Georges Croegaert was born in Antwerp. He studied at the Antwerp Academy of Fine Arts. He moved to Paris in 1876 where he remained active as an artist for the rest of his life. He had a successful career as a portrait and genre painter. His paintings received critical acclaim and were sought after by English and American collectors. He exhibited regularly at the Paris Salon between 1882 and 1914 and in Vienna in 1888.
He died in Paris in 1923 after a long and successful career.
Croegaert painted initially highly detailed still lifes, bird and flower subjects and occasional outdoor genre scenes. He built a career with his salon portraits of glamorous young women dressed in sumptuous fabrics set in luxurious rooms. He also gained a reputation as the leading artist in the genre of ‘cardinal paintings’, humorous representations of cardinals engaged in various mundane activities in lavish surroundings. His works are very narrative and the objects in the background support the story of the painting. His paintings are characterized by a high degree of finish and a rich palette.

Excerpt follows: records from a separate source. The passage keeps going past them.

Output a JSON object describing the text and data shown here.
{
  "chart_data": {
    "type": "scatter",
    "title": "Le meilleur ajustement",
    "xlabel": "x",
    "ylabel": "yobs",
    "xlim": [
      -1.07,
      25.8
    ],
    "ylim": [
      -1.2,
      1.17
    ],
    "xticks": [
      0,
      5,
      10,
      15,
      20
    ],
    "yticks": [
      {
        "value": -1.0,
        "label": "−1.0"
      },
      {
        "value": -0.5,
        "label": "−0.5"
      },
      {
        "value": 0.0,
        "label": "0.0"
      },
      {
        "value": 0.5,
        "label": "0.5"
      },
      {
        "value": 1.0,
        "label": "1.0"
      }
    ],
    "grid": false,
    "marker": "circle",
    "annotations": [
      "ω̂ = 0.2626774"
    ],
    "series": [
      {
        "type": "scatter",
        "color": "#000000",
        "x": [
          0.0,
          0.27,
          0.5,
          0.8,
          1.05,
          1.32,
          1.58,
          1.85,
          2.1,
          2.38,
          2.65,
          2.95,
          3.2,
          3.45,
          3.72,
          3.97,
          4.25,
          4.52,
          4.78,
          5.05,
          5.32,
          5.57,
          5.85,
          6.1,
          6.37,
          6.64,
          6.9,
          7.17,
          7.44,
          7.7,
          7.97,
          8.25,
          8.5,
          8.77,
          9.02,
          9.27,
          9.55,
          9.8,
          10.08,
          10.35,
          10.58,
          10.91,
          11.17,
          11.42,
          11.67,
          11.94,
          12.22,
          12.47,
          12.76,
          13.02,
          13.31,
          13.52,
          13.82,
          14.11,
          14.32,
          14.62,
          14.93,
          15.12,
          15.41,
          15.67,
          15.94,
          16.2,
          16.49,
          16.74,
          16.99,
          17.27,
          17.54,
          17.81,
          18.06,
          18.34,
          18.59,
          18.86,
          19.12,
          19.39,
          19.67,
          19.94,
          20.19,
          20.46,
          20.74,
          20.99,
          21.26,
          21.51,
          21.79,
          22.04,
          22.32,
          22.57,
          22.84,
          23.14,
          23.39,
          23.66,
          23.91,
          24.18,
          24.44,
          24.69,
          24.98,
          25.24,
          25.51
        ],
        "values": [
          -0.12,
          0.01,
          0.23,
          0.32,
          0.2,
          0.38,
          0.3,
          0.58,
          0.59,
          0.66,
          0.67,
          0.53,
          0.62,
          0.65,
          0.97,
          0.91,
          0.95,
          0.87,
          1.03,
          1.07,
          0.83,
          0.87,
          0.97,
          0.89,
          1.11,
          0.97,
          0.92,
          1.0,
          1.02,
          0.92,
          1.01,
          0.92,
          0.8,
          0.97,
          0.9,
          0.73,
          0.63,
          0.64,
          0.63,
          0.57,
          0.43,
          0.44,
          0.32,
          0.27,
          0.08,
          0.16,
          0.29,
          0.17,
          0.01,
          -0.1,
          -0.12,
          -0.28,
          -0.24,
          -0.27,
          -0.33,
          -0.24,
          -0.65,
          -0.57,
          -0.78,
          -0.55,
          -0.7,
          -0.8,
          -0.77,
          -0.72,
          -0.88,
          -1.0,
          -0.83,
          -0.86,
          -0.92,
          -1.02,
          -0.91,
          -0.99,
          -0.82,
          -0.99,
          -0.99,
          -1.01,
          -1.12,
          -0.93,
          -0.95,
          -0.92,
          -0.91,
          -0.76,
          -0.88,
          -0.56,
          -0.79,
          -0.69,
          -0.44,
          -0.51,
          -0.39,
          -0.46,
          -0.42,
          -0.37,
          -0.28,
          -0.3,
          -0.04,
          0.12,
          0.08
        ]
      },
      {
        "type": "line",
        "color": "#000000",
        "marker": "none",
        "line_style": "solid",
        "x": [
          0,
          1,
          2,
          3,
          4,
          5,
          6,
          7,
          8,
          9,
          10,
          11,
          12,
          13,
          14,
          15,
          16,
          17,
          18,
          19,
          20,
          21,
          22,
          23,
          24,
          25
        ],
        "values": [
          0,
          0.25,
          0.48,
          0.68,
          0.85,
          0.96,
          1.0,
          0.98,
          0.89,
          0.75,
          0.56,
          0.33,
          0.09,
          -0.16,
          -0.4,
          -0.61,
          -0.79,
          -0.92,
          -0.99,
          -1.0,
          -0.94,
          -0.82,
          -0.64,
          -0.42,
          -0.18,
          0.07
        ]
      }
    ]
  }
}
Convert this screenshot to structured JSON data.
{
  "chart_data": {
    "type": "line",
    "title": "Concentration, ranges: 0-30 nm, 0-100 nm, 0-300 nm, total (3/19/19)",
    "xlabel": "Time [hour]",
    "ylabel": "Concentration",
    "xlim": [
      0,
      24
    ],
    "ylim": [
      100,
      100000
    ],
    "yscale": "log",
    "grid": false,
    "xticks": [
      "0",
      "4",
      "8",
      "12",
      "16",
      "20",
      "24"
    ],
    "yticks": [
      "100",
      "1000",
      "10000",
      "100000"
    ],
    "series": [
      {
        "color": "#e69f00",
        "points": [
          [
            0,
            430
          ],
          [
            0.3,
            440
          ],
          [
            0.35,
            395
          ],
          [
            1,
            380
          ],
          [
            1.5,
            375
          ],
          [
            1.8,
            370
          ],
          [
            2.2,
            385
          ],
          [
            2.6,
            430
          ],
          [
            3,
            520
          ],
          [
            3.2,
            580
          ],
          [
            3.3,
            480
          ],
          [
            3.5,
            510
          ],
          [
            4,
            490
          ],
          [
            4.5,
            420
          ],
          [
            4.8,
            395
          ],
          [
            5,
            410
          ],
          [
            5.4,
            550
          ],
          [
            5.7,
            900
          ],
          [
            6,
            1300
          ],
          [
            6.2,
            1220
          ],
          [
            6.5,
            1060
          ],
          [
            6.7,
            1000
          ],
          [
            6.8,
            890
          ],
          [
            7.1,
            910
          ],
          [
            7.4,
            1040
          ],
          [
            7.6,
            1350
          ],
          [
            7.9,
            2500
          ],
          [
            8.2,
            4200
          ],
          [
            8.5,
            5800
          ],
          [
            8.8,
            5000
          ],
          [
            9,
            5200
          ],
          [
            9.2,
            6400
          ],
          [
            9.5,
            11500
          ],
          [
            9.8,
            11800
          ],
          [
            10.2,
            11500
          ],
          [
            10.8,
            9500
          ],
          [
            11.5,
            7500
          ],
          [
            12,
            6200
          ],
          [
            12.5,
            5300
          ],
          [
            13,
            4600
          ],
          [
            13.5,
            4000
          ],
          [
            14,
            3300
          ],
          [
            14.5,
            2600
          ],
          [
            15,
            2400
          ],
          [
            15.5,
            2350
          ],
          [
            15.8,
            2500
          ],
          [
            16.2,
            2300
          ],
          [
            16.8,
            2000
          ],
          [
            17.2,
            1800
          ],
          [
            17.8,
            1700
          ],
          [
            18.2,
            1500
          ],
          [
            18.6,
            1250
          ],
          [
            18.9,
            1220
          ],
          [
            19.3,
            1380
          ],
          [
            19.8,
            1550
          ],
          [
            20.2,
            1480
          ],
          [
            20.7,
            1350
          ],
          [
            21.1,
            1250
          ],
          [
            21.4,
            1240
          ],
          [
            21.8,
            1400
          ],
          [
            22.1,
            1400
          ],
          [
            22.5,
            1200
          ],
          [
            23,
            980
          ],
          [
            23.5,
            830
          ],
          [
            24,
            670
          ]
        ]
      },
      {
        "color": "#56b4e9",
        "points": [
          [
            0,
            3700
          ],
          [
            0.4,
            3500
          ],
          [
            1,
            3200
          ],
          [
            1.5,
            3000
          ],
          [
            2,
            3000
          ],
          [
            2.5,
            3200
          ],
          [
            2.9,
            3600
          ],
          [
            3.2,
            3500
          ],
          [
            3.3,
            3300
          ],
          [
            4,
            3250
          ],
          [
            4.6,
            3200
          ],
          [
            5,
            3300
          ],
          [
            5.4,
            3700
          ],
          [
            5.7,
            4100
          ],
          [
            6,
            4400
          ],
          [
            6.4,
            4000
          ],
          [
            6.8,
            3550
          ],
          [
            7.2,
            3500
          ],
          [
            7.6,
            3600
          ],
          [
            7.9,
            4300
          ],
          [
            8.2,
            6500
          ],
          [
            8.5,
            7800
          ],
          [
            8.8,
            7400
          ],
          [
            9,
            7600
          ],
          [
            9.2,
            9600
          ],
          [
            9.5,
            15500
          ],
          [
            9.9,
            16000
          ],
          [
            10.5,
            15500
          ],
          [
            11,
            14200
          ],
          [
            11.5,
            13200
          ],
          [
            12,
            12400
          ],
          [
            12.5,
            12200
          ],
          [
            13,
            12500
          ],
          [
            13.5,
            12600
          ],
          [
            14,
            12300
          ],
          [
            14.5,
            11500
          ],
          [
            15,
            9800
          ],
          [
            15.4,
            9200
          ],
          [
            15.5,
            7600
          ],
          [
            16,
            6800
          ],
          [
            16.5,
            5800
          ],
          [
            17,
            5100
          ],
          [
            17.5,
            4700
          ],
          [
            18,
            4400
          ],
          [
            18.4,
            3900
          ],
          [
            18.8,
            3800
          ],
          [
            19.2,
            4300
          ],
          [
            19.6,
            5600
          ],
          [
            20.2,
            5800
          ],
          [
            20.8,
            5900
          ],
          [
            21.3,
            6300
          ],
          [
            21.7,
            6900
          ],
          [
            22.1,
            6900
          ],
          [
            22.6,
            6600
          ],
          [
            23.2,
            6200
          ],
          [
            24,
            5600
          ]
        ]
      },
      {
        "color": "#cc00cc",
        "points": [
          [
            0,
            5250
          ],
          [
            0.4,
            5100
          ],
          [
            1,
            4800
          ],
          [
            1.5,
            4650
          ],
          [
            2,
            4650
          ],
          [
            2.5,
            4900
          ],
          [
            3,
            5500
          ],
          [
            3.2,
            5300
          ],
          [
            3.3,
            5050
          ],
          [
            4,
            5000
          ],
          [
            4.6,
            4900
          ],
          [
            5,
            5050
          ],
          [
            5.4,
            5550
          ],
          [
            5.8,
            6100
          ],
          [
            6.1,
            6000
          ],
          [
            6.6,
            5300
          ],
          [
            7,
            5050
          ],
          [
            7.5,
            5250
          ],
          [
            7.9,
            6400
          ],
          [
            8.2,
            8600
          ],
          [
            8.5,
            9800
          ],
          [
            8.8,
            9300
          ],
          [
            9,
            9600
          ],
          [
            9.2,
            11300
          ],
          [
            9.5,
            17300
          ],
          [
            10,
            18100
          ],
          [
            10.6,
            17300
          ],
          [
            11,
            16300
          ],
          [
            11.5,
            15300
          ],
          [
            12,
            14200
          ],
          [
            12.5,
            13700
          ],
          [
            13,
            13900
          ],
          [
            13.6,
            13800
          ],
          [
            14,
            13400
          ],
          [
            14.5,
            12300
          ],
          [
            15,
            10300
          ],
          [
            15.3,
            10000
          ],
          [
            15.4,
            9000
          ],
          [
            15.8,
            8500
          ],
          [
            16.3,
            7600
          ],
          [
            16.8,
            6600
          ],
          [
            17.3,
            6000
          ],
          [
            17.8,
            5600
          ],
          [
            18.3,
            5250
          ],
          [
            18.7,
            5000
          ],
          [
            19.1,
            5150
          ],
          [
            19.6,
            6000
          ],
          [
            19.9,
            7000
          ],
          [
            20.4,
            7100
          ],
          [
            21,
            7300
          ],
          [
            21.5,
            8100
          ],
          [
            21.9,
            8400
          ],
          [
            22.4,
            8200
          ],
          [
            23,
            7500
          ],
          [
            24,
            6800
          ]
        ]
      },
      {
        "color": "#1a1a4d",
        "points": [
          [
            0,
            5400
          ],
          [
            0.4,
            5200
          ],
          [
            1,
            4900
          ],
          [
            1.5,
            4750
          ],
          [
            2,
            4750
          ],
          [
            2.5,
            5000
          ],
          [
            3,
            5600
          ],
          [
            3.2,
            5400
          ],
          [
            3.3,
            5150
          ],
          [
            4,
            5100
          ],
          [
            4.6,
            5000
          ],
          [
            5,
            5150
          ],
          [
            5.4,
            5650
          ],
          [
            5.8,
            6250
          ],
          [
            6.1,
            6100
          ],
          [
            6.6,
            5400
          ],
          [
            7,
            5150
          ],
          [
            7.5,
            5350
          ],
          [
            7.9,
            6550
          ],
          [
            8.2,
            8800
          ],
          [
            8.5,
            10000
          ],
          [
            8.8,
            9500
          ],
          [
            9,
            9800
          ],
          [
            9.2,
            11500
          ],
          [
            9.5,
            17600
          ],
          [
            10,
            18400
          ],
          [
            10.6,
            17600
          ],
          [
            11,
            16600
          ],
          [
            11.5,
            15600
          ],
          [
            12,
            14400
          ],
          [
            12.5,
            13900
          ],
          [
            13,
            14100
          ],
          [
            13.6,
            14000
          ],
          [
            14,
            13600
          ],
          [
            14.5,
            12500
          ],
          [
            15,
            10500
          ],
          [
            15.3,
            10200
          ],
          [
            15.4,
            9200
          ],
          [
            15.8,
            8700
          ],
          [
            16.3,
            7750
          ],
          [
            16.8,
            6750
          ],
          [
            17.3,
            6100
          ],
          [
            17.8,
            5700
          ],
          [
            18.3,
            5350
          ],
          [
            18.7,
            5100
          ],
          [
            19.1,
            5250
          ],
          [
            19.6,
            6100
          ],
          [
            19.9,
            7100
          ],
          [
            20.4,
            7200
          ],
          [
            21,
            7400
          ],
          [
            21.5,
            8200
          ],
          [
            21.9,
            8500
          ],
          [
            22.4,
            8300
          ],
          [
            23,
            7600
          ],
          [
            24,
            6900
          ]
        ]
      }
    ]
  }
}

Most of Croegaert’s portraits of elegant young women are distinguished by their lavish detail. The influence of his relation, Jan Jacob Croegaert-Van Bree, is suspected in the elegance and realism of his style. When he arrived in Paris portrait paintings depicting the lifestyle of contemporary, fashionable city dwellers had become popular. The trend was started in Paris in the late 1850s by the Belgian painter Alfred Stevens and was then adopted by other Belgian painters working in Paris such as Charles Baugniet and Gustave Léonard de Jonghe and the Frenchman Auguste Toulmouche. By the late 1860s there was a ready market for genre scenes with bourgeois figures, usually young glamorous women, depicted in sumptuous surroundings. With the onset of the Belle Epoque in the 1870s, this type of paintings depicting fashionable women set in an interior became popular at the Paris Salon.